SECOND40




「名前〜!!」

『あっ!侑!』




名前が数ヶ月ぶりに神戸に降り立ち、改札を抜けると制服の侑が名前を見つけて片手を上げて左右に振る。



『ごっ、ごめん!文化祭抜けてきちゃって大丈夫だった?』

「ちょうど店番終わったから平気や」




侑は名前の持っていた荷物をサラリと奪うと慣れたように名前の片手を取って指を絡めた。それに名前はギョッとする。



「荷物どうする?ホテル置いてからにするか?」

『あ、えっと、ほ、ホテル寄っていってもいい?』

「ええよ。

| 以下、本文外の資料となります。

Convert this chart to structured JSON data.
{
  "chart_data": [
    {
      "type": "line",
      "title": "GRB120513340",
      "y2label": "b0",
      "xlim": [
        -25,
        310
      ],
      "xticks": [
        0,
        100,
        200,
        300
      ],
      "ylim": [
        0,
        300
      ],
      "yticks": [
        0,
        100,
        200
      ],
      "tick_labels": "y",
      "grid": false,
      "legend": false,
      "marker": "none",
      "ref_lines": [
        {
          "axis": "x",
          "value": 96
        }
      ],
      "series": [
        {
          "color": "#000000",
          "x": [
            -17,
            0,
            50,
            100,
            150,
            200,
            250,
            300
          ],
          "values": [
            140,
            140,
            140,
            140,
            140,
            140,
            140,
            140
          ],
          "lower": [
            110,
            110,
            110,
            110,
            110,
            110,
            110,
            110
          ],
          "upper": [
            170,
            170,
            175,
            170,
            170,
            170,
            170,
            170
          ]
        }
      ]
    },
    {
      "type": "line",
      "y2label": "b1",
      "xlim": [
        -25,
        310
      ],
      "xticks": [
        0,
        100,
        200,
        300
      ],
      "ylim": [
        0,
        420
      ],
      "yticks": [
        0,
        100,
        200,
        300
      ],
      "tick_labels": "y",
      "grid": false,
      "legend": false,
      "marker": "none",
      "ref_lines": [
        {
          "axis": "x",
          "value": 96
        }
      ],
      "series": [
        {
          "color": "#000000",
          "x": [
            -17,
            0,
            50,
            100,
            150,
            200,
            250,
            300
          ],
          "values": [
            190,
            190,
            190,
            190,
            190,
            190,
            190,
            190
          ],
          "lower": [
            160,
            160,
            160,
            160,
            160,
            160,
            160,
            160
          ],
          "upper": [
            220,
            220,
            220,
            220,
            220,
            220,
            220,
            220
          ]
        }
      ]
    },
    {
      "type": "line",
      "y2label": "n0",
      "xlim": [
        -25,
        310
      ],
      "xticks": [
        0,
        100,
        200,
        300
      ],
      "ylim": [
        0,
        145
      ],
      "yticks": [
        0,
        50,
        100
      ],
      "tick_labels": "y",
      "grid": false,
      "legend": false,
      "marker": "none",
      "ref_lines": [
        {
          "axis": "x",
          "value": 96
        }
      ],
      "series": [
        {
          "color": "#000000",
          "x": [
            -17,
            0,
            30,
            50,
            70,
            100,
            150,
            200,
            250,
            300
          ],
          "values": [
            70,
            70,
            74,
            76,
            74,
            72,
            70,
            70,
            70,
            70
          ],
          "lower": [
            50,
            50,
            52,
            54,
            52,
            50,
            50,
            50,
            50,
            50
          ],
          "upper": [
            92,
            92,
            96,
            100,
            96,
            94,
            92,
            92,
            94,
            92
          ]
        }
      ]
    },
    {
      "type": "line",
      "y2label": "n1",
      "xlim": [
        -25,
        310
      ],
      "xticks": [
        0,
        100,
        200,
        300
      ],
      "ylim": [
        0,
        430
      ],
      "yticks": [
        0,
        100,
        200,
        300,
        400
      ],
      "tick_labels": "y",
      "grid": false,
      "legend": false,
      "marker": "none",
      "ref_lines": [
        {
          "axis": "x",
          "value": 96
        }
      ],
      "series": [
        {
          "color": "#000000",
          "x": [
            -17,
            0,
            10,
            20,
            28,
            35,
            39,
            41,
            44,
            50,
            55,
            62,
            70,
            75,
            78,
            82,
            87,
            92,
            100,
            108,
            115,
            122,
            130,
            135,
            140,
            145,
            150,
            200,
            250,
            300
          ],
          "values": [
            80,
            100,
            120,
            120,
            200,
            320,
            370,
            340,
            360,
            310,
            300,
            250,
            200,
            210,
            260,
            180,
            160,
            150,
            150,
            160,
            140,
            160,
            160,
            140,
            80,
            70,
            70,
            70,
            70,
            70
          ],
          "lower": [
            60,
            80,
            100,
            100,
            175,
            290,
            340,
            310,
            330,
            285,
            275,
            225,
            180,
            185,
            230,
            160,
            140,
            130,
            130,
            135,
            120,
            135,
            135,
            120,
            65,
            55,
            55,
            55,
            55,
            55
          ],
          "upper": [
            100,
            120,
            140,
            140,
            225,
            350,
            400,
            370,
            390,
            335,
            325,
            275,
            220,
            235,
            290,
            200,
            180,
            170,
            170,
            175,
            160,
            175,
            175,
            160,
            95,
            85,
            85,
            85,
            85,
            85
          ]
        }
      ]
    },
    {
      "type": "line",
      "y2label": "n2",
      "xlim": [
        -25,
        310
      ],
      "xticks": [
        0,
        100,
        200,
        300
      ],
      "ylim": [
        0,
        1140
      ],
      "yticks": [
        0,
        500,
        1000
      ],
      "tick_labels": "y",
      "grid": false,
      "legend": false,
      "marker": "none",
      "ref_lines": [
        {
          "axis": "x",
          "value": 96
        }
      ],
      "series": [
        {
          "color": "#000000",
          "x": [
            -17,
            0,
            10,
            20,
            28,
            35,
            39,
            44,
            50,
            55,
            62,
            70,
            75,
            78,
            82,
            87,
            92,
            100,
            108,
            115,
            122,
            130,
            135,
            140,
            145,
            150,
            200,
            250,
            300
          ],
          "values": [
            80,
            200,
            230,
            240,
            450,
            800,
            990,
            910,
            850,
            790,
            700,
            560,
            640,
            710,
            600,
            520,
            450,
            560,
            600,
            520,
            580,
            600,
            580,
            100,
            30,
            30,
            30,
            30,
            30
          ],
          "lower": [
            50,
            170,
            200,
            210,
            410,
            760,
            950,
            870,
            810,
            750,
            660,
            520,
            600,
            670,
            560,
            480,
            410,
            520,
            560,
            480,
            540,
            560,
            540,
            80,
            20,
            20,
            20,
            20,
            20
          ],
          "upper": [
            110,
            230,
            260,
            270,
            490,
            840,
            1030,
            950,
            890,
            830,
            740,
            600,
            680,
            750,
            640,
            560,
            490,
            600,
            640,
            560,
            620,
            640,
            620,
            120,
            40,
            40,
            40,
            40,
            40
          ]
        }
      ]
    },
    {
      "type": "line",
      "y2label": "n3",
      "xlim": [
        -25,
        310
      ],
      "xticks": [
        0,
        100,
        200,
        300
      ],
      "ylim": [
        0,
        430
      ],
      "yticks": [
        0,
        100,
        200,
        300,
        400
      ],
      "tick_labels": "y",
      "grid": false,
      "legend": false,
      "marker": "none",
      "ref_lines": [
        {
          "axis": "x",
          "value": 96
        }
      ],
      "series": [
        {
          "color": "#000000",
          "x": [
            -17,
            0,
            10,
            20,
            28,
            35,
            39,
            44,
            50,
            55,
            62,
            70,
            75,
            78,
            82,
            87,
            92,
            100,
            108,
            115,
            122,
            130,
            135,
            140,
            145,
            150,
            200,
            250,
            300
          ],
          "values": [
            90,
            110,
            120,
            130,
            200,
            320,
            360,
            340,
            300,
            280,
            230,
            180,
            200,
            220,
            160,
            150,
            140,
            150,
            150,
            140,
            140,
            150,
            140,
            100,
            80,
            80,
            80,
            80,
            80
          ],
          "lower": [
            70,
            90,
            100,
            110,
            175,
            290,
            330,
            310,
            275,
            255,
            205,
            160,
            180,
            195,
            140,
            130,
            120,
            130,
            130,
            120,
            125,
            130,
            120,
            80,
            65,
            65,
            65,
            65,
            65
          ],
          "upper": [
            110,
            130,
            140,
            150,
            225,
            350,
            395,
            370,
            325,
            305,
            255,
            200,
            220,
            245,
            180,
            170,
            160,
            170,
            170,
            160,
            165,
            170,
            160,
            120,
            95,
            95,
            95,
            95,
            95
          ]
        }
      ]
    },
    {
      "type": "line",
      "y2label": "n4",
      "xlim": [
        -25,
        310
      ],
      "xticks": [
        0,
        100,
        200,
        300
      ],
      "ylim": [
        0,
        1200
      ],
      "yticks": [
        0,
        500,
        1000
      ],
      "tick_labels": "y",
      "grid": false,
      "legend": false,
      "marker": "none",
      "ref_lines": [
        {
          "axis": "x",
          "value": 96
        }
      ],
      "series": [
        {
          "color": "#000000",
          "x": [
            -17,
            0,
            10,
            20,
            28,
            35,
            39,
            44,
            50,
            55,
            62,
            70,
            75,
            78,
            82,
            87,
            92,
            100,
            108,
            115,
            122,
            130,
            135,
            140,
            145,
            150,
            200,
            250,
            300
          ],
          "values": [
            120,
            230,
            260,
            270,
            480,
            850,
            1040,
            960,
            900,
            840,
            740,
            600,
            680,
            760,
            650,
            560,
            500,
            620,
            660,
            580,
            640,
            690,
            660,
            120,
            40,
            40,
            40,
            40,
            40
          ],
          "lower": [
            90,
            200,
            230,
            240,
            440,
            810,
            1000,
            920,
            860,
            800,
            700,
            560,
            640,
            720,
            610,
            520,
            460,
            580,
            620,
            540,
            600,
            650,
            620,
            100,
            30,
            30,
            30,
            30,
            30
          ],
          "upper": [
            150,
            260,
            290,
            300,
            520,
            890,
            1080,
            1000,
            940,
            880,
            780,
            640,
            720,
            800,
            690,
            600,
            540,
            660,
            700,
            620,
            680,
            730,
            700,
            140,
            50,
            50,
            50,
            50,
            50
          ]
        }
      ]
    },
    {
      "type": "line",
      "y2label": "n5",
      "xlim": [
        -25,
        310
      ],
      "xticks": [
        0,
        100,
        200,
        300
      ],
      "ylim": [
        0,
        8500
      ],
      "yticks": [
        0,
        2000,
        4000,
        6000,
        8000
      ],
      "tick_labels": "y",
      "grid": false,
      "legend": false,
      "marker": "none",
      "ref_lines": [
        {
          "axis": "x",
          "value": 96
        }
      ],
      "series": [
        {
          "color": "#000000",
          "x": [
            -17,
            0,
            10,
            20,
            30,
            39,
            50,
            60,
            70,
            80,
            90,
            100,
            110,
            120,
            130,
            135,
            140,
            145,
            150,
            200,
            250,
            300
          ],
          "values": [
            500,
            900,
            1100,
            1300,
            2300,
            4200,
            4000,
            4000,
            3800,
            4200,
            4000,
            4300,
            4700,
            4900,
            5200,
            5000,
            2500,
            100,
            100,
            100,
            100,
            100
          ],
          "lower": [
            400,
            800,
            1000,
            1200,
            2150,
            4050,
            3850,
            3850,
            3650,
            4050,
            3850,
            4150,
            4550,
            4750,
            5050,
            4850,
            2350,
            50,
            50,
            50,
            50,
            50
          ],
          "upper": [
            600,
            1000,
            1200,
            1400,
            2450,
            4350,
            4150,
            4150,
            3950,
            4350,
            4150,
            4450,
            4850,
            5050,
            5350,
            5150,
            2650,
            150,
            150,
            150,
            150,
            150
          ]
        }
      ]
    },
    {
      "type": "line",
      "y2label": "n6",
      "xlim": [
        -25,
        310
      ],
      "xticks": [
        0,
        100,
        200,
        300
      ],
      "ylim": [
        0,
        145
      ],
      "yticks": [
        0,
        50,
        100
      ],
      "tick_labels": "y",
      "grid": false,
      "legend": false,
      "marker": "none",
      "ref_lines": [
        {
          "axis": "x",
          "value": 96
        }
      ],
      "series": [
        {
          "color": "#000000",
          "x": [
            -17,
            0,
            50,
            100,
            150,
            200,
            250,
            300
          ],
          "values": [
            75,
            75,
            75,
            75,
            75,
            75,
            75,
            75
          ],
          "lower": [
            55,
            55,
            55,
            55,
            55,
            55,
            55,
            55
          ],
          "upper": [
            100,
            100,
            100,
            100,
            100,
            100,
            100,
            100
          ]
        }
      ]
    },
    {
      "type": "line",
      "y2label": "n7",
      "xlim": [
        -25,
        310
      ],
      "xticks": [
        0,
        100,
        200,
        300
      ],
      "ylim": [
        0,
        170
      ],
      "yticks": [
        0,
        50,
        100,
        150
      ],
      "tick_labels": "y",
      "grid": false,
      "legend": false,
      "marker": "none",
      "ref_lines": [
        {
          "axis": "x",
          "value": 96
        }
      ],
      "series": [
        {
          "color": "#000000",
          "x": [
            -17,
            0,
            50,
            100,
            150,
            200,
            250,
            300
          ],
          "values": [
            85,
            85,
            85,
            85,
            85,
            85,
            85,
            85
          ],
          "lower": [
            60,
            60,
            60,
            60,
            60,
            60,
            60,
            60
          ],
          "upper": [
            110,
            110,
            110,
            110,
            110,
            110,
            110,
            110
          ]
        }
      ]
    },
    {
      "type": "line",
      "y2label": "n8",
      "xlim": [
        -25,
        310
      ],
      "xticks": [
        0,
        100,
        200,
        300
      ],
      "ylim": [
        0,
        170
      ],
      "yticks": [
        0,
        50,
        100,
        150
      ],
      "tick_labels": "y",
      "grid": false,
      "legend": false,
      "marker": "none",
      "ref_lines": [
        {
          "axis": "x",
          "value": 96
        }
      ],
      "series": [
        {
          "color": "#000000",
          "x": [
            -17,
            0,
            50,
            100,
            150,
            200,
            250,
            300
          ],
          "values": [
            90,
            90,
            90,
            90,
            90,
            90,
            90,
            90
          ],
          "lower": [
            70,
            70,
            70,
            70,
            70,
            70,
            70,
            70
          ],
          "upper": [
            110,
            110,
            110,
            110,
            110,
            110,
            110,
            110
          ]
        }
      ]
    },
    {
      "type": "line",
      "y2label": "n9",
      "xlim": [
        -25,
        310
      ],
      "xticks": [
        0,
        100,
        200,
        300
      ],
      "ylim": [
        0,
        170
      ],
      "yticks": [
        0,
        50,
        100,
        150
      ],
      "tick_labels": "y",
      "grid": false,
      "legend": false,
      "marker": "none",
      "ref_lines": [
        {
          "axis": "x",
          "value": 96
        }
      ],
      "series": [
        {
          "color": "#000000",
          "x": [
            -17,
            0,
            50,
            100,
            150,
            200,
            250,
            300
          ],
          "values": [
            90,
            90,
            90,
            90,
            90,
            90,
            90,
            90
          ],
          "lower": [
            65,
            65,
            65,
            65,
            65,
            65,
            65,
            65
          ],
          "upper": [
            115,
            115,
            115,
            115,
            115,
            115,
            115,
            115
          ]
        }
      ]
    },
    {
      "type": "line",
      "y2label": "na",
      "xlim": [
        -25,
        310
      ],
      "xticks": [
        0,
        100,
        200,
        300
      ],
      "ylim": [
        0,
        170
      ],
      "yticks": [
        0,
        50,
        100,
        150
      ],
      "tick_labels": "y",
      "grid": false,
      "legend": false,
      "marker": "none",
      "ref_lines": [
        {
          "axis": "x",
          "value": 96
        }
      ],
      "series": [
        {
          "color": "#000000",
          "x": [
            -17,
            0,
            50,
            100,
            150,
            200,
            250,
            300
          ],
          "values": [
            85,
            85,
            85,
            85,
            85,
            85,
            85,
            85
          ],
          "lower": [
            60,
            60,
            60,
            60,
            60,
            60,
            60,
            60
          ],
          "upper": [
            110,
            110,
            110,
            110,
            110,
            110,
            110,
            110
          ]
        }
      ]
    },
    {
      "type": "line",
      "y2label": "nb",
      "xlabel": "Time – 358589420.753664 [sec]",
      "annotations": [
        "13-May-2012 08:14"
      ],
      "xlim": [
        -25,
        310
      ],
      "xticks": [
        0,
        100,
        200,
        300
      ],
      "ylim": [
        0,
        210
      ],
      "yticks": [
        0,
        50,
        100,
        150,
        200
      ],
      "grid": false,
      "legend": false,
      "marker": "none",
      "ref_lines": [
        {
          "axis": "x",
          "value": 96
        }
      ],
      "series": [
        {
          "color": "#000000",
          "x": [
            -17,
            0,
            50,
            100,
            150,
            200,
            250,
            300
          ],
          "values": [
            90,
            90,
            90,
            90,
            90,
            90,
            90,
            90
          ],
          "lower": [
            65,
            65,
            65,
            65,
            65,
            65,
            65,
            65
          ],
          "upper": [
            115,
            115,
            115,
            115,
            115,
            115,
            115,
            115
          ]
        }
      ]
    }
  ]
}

…………なに驚いとん?」

『いや、あの、な、慣れてるな…と、思って…、』

「慣れてる?」



侑はなんの事か分からないのか首を傾げた。名前が視線を下ろして繋がれた手を見ると、それにつられて侑も視線を下ろした。



「……あれ?いつの間に繋いだん?」

『…え?』

「名前と会うと手繋ぎたいなぁって思っとったから無意識に繋いどったわ」




ニカリと笑ってそう言った侑に名前は顔を赤らめてそれが見られないように顔を下げて足元を見つめた。




「ホテル何処?」

『……あっち』

「あっちって、どっちやねん」




侑は楽しそうに笑うと名前に合わせるようにゆっくりと歩き出した。